Digging The Learning Curve


I Found the Answer in a Used Bookstore

Posted in Gardening, Books by Deirdre on the August 20th, 2007

It’s happened before. When I walk into a place, I never know what questions are floating around in my mind.

My eyes scan the shelves. It’s kind of like perusing a menu. Am I hungry for history? Maybe politics or a book on freezing food. Finding the category of the moment is the first challenge. In used bookstores there are so many delightful morsels to choose from.

Well, the other day in Provincetown, the answer to my unasked question was gardening. In a small but crammed shelf I found a grand old book. It’s A History of Gardens and Gardening by Edward Hyams.
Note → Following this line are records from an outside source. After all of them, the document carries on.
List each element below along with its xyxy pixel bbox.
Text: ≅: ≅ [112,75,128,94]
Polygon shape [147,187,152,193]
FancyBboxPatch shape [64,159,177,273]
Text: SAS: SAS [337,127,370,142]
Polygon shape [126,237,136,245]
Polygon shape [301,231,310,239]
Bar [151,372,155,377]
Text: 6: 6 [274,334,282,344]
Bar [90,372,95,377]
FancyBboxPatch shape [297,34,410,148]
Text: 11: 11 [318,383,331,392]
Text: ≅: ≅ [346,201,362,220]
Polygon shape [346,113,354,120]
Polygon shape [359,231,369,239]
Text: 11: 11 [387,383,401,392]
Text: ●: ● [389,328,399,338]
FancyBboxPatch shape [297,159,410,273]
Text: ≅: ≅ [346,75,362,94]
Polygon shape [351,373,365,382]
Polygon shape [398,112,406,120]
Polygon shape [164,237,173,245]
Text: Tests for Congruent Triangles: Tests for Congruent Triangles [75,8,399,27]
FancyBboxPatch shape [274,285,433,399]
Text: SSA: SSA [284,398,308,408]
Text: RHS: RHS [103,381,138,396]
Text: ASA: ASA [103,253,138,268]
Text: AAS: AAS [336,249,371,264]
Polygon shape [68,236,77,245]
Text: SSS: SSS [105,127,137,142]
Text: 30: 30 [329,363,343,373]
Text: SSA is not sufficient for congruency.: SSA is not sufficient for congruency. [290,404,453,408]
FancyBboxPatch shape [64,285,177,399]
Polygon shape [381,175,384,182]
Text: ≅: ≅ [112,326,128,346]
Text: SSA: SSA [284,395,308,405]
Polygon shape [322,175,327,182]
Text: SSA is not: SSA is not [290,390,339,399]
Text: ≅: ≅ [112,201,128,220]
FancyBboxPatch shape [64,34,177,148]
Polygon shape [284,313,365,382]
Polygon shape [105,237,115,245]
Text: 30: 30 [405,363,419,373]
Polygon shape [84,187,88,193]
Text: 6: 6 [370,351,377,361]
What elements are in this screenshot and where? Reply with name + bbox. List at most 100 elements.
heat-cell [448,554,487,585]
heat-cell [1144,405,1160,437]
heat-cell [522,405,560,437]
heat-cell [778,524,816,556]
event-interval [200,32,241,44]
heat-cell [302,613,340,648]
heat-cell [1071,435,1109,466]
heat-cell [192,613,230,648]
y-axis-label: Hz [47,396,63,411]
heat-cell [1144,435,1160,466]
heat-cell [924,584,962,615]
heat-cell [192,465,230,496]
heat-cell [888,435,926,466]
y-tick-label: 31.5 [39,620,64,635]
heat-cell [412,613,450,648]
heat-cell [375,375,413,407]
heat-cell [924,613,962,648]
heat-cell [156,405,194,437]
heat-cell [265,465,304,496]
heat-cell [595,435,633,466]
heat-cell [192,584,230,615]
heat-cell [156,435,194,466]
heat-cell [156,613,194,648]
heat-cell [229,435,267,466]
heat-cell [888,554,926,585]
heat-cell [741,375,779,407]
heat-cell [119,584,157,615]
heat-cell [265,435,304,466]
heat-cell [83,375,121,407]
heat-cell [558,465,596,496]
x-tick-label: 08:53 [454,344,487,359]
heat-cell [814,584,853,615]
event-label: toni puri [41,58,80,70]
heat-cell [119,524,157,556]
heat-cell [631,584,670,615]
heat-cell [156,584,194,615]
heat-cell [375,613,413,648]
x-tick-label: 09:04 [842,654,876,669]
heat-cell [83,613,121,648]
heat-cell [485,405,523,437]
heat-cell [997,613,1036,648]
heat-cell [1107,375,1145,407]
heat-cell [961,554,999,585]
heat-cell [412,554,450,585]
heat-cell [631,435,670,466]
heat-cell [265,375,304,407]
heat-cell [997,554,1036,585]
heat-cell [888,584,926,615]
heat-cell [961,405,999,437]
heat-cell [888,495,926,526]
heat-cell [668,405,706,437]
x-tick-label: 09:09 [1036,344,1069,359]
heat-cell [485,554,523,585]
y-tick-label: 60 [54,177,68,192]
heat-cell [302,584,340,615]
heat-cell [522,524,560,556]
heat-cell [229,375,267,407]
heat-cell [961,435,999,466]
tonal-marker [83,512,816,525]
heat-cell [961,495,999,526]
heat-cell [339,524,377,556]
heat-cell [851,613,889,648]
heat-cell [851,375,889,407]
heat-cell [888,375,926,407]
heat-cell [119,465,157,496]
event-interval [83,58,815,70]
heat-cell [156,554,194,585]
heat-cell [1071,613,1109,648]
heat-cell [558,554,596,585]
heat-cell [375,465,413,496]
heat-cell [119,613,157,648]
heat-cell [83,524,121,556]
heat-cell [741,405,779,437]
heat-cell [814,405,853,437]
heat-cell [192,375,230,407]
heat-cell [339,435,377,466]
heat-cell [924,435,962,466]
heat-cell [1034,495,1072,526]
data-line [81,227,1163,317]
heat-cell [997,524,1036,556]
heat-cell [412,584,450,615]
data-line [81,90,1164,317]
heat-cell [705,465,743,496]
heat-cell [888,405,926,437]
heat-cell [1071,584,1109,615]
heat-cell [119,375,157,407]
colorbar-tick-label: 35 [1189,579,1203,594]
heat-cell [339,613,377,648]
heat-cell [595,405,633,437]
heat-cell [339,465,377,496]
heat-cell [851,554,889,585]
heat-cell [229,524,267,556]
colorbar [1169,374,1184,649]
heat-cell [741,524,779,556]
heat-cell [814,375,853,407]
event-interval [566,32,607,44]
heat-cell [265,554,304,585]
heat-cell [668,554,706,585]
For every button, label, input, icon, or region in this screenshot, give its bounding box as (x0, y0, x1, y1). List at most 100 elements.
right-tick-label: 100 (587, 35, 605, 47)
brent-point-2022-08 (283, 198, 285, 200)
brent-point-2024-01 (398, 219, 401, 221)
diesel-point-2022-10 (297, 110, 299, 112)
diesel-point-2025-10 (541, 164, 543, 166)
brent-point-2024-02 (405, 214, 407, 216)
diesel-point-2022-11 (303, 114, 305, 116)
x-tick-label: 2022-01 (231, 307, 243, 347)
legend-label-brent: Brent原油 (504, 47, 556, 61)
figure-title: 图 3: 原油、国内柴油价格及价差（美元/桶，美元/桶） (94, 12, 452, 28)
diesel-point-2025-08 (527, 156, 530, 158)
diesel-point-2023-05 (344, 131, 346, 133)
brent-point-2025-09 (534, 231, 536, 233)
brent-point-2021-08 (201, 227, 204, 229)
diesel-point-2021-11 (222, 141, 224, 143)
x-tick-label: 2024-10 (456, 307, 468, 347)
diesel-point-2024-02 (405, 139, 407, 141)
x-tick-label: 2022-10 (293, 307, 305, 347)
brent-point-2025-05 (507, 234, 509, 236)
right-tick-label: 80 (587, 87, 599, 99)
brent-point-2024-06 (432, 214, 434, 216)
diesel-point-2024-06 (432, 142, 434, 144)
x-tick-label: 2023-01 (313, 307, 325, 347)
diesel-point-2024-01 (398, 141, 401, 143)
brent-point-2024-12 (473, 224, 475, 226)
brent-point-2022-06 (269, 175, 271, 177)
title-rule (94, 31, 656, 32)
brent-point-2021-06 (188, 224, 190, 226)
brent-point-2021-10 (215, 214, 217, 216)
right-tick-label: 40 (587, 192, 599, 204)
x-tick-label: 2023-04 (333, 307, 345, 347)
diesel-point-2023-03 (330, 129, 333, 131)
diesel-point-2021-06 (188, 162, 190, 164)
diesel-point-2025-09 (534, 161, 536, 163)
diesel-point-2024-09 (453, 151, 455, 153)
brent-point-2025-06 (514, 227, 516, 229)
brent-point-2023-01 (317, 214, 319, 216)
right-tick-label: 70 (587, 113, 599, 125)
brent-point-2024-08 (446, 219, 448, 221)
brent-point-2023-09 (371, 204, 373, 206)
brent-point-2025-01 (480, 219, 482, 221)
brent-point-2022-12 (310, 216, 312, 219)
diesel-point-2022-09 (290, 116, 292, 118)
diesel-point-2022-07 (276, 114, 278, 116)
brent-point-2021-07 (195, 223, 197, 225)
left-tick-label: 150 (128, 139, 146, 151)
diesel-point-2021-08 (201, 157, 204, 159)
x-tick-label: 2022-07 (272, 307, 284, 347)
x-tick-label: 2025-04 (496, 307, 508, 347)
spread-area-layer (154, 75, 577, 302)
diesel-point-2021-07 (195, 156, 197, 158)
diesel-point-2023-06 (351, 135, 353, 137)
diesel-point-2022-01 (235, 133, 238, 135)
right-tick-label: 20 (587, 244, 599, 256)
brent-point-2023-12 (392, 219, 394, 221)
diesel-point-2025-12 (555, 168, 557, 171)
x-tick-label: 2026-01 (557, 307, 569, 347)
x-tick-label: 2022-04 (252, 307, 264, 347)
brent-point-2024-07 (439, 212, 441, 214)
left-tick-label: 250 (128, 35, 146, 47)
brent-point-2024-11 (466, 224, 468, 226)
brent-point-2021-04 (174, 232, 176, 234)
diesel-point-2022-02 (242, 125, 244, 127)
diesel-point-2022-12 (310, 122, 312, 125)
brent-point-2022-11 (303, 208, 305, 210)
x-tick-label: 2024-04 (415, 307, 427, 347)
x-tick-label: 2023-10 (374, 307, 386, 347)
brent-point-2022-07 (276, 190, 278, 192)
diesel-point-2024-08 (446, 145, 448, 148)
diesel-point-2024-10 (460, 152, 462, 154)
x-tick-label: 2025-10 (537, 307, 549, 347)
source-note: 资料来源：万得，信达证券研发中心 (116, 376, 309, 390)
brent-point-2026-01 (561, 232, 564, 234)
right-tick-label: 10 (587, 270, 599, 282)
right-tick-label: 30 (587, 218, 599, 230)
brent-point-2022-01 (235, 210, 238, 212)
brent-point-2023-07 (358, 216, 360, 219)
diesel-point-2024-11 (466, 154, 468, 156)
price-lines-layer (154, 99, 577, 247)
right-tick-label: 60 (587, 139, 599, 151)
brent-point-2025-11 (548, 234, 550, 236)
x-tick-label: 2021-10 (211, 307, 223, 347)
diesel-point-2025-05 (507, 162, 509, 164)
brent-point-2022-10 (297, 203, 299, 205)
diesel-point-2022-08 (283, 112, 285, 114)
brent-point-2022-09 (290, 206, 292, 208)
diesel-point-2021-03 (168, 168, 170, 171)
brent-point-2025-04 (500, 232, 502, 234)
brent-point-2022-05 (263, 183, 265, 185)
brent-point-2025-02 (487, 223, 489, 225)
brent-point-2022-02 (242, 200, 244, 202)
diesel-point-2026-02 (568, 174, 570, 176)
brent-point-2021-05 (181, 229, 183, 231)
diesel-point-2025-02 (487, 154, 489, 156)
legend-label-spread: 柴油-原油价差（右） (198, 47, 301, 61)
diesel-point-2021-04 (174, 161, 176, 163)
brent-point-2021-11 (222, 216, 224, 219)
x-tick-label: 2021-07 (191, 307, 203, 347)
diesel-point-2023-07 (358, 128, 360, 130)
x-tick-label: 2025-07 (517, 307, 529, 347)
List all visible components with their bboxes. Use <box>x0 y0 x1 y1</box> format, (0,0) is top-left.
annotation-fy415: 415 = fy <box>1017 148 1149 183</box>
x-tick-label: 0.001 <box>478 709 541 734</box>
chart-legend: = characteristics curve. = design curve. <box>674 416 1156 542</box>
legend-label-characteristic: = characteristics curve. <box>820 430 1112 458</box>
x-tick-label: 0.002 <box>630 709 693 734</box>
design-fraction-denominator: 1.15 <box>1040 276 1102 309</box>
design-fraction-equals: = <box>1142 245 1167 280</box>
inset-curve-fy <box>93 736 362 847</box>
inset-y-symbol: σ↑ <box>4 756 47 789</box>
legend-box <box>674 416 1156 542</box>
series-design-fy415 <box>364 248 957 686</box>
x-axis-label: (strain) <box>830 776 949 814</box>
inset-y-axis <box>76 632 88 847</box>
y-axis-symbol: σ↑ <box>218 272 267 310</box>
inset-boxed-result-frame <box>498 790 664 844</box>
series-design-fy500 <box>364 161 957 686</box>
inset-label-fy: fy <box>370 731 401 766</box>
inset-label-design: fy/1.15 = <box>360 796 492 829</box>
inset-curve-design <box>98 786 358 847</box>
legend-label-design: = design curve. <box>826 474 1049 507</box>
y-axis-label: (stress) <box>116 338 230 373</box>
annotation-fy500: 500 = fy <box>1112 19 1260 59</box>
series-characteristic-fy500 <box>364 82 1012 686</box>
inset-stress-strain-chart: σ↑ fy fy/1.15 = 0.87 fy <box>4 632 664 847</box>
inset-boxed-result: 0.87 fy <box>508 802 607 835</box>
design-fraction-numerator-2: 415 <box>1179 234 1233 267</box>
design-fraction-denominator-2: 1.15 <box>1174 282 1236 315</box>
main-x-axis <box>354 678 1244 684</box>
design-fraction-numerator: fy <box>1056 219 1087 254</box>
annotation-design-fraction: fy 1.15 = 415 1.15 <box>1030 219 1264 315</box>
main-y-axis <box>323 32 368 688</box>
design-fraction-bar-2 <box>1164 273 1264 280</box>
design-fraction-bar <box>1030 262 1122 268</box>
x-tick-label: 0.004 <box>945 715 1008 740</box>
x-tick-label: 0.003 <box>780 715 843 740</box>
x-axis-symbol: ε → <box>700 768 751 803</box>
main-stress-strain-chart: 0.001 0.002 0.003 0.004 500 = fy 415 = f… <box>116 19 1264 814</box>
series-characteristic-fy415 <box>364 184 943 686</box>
It’s chock-full of information from stone age gardens, through Greece, China, Japan, Dar-al-Islam, into pre-Colombian gardens in North and South America, Europe in the Middle Ages, and later Islamic, English, and French gardening. It is just the element I needed to deepen my understanding of the task I took on when I decided to “let it all to grow.” And to write about my experiences.

This is what I’ll bring into the fall and winter to expand Digging the Learning Curve from an interesting series of photos and blog entries into something more.

Used bookstores have often guided me. It’s a shame that places — where the idea of recycling is second nature — are disappearing.